Związek "na potem"

napisał/a: venorost 2016-11-25 15:52
Witam i pozdrawiam wszystkich forumowiczów,

mój problem polega na tym że mam mętlik w głowie. Znam pewną dziewczynę 7,5 roku. Na początku byłem w niej zakochany ona mnie odrzuciła, ale jakoś tak wyszło że nie zarzuciliśmy znajomości tylko ciągle się regularnie spotykaliśmy bez zobowiazan i bez seksu (obiady, spacery, wyjscia do kina). Myślałem że mi przeszło, ale trochę zachęcony jej dosyć przyjaznym podejściem (kiedyś strasznie się na mnie denerwowała i obrażała, teraz zdecydowanie jesteśmy zgodniejsi) oraz jej sygnałami (wspolne plany wyjazdow, sylwester, wieksza czułość) spróbowałem po raz drugi i dostałem dość dziwną odpowiedz:
"jak skoncze studia i znajde lepszą pracę, to ułozymy sobie razem zycie.
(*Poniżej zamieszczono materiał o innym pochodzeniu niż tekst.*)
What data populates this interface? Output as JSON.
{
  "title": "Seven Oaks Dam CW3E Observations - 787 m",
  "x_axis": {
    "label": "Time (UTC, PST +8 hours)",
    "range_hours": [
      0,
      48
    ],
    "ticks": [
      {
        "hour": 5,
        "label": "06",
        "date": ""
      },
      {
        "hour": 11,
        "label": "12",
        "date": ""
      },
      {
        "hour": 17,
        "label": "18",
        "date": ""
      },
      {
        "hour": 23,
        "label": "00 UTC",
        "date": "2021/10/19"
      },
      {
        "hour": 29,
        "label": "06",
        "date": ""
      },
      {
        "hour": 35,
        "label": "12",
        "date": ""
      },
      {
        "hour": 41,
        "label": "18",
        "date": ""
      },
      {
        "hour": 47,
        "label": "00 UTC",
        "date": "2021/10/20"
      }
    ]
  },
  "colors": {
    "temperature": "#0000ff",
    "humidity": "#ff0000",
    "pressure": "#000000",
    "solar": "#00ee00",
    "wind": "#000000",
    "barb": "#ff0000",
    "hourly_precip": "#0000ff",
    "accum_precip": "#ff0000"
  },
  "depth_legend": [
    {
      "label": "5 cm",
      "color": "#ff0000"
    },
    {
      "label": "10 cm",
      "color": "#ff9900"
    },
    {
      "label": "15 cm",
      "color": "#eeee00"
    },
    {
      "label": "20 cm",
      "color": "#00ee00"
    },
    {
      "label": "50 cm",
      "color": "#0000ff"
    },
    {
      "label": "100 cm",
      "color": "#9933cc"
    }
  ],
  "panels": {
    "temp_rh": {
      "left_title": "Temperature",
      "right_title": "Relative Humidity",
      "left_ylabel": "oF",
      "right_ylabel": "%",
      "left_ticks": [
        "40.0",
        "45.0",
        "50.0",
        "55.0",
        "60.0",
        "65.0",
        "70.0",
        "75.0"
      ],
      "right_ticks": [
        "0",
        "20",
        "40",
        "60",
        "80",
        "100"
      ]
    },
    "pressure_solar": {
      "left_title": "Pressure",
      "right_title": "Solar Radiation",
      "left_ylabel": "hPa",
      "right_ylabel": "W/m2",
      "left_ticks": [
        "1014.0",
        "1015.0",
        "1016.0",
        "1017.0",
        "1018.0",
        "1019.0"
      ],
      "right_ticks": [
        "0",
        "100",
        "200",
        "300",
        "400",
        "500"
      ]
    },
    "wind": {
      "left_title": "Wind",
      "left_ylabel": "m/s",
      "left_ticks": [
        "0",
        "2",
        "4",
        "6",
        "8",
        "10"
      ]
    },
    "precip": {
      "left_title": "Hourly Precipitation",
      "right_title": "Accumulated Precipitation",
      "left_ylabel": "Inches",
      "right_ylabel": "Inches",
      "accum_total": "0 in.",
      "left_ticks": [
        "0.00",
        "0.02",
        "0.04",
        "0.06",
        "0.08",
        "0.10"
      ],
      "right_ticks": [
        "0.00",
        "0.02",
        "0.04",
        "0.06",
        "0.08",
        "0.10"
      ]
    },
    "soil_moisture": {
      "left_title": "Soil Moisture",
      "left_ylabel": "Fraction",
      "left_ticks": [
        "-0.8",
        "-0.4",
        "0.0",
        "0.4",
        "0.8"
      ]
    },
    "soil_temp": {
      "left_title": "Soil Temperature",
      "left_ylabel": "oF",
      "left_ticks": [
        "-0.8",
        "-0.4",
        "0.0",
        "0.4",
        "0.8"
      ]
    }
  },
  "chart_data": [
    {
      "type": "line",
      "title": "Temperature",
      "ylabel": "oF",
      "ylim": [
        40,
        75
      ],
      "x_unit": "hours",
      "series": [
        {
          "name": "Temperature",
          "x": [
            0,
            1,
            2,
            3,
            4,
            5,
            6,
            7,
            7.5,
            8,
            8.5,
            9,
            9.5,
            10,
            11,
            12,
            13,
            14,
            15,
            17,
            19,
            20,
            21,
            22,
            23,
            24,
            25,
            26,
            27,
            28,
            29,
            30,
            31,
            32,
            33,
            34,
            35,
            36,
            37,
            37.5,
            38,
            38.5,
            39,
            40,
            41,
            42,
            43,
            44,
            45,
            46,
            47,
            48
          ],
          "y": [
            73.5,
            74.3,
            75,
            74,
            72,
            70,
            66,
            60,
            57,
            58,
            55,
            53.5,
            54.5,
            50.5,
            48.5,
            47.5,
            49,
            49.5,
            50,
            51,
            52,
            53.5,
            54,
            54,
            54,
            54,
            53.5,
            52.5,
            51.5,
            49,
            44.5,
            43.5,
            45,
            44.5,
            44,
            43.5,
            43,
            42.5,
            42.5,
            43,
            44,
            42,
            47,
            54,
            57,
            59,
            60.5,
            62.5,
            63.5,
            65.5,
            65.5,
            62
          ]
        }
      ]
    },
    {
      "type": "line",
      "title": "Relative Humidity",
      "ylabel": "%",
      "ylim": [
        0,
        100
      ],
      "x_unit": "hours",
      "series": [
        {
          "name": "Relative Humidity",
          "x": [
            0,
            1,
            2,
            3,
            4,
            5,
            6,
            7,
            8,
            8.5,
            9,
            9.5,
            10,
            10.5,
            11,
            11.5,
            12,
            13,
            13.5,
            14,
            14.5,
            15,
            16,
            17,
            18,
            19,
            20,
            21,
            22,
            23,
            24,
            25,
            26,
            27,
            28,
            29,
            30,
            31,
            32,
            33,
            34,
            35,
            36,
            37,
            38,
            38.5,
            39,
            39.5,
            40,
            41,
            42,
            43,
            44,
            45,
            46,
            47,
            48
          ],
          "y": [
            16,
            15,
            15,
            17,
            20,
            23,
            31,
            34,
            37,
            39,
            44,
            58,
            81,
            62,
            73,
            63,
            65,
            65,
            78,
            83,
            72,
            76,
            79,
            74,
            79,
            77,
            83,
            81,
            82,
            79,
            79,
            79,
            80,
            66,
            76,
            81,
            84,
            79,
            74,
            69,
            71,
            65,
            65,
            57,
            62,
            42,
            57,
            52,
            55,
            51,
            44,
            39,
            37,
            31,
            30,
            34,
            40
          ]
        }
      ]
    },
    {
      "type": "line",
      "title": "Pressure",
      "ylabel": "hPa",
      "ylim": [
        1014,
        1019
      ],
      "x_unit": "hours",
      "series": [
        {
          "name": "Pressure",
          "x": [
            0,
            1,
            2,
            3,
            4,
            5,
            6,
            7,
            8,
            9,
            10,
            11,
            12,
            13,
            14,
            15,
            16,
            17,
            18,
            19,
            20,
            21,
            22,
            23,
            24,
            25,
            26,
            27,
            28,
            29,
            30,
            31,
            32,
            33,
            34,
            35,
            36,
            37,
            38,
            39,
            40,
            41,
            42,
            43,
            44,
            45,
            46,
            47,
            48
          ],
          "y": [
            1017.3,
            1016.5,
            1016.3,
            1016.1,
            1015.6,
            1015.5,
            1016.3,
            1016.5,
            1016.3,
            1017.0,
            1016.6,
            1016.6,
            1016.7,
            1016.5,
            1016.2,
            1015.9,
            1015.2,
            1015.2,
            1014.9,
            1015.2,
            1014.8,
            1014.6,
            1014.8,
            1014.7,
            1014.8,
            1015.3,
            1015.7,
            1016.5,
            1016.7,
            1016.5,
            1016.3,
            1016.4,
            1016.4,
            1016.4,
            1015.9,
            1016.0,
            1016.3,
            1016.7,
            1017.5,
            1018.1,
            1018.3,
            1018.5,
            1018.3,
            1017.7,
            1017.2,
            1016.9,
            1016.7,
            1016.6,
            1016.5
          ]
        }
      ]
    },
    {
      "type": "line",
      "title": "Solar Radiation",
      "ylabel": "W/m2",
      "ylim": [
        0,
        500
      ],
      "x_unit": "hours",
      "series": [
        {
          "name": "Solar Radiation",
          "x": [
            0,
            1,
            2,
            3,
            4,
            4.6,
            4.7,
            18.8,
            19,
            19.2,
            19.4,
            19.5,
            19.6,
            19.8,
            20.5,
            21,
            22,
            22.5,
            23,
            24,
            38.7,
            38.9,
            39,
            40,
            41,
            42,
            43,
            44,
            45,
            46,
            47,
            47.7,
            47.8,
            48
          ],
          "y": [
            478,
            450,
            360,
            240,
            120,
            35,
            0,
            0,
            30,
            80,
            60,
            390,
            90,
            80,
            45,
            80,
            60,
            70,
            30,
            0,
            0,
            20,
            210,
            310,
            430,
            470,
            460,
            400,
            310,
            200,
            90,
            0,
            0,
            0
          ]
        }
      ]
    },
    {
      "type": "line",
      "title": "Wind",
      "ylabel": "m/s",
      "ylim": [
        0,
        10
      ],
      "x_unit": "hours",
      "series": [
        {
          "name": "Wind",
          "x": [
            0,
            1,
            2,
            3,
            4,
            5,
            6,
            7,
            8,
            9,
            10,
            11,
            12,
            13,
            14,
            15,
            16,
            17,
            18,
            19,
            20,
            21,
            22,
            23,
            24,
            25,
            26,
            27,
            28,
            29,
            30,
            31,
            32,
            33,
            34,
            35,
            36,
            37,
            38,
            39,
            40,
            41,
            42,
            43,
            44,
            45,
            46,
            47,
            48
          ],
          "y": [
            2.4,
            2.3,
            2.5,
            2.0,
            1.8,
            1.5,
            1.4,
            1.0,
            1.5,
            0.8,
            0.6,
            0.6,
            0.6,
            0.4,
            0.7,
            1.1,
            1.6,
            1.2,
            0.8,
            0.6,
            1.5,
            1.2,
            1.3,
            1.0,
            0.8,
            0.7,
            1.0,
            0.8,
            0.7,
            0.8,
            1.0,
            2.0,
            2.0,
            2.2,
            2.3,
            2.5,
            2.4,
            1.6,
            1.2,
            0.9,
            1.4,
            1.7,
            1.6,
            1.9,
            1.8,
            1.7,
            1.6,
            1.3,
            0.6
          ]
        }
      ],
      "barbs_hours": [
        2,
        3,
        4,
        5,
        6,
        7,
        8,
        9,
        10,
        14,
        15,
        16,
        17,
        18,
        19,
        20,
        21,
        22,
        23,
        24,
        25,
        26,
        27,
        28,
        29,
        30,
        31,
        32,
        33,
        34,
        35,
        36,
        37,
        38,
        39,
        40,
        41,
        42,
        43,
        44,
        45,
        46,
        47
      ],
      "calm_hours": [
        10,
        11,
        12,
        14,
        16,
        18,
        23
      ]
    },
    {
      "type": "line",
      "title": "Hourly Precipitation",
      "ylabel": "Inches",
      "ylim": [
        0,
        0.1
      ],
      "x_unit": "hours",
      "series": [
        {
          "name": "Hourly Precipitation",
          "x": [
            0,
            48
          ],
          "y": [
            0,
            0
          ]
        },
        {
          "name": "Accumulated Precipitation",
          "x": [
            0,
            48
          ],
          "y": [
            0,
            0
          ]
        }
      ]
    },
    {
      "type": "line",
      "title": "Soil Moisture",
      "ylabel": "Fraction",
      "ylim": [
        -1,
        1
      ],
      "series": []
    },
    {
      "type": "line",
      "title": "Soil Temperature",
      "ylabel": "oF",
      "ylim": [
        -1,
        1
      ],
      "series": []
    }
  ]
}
Musisz poczekać, bo póki nie ułoże swoich spraw, nie chce się z nikim wiązac, ale jestes pierwszy w kolejce". Zapewniła mnie też że nie jestem jak to czesto bywa takim "backupem" że ona kogos szuka, ale jakby co ma kogos na zapas, tylko faktycznie chodzi o to że nie jest gotowa ze względu na swoją sytuację życiową. No i co zrobić z tym "tajnym paktem"?

Oczywiscie zadnej przyblizonej daty nie dostałem (2 lata do końca jej studiów), Trochę o nas: mamy 27 i 28 lat na karku. Mieszkamy w różnych miastach, ale spotykalismy sie srednio raz na tydzień-dwa, pisalismy nieco czesciej.

Czy taka sytuacja ma jakąś przyszłość? A może ktoś przeszedł coś podobnego?
napisał/a: Nadiya1 2016-11-26 08:12
Wg mnie nie ma to sensu. Co znaczy "jestes pierwszy w kolejce"? Ona ewdentnie traktuje Ciebie jak kolo ratunkowe. Pewnie nie jednego ma na oku ale w razie porazki jestes Ty. Brak dobrze platnej pracy nie przeszkadza w zwiazaniu sie z kims bo nikt nie nakazuje od razu slub brac i rodzine zakladac. Czysta wymowka.

Miej oczy szeroko otwarte.
napisał/a: venorost 2016-11-26 18:54
Zapewnia mnie, że nie ma nikogo innego i absolutnie nie szuka. Tym niemniej będę miał oczy szeroko otwarte.